Yeah.... and completely wrong. They are using high power rated PSUs for ultra low power boards. At < 20% loading, a 500W PSU drop efficiency like a brik... some to below 50% efficiency.
If they did the measurement right, the Atom board can be shown to consume no more than 34-35 Watts with drives and with a power delta of no more than 2 Watts idle to load.
All the sites so far that have published numbers have failed to specify what PSU they used. At these loads, it is impossible to draw correct conclusions when your 20-30W board is being driven by a massive power supply.
To demonstrate this I profiled the same board in these reviews using a CoolerMaster 500W RP-500-PCAR power supply, I used OCCT 2.0 with a CPU only selection and a 20 min custom duty cycle. I then compared the exact same board, just switched out PSUs and used a Sparkle 220 W 80+ efficiency PSU.
As you can see there is about a 20 W difference between the two traces, i.e. PCPer, Hothardware, and Ars have at least a 40% error in their measurements. In the case of the coolermaster PSU idle was 55.3 and on the Sparkle Idle was 34.0. Basically, I can reproduce the 55is-60is Watt numbers with easy, but only when using the worst possible choice of PSU for the job.

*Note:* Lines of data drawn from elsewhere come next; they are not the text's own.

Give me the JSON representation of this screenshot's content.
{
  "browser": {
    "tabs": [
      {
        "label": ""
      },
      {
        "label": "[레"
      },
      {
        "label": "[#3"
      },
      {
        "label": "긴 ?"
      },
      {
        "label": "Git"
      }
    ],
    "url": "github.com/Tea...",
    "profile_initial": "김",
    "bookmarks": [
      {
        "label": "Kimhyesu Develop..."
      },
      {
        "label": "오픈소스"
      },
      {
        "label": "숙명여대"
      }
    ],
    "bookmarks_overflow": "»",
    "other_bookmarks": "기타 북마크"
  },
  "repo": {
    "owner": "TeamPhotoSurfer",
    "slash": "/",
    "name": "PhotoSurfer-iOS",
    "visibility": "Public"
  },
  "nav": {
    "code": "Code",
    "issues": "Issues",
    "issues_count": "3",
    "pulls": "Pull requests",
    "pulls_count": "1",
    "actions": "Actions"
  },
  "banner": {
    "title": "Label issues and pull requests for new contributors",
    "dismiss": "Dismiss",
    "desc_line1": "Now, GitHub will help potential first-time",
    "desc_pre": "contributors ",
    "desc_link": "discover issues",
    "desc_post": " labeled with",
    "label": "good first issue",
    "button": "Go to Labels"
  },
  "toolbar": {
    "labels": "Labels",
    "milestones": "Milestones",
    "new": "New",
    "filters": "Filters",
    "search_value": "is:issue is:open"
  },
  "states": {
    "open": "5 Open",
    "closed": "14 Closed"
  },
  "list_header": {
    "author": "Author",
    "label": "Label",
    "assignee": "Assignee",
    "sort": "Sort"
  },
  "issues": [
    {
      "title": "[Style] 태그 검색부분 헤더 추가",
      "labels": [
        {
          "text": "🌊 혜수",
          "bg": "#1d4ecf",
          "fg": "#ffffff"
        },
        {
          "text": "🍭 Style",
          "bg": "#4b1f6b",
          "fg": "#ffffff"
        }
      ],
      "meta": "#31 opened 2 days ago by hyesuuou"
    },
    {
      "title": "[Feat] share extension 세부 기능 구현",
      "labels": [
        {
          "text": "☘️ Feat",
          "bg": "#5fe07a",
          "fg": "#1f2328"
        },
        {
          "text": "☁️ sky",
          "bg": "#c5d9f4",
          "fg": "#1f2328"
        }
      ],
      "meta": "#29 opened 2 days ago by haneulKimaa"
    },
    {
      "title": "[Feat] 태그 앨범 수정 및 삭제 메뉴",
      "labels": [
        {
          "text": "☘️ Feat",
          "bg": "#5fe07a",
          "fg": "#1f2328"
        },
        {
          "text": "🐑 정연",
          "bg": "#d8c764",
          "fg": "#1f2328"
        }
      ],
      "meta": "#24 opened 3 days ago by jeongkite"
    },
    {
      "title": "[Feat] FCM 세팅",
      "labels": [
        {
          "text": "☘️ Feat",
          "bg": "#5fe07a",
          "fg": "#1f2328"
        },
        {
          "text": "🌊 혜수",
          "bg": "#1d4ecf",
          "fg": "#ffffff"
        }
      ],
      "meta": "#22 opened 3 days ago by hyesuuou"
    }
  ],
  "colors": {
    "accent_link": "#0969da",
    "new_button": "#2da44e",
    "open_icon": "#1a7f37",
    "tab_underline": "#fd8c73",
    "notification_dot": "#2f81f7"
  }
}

From the sparkle data I can derive a better approximation of the CPU loading power from idle to peak, http://www.silentpcreview.com/article773-page4.html . I am measuing 2.1 W idle to peak, and accounting for the efficiency at the input power around 34 W, the actual CPU consumption is around 1.6-1.7 W well within the TDP (as expected).
2 watts out 60 vs 2 watts out 34 is a huge difference, and the Atom tests are being dominated by the cruddy choice of PSUs. Taking this out, Atom take a strong lead in perf/Watt (I suspect). I would need to get my hands on a Nano board/CPU to do the same tests.
EDIT: BTW power is recorded on a data logger, a WattsUP Pro ES.
The review sites are getting sloppy.... very sloppy.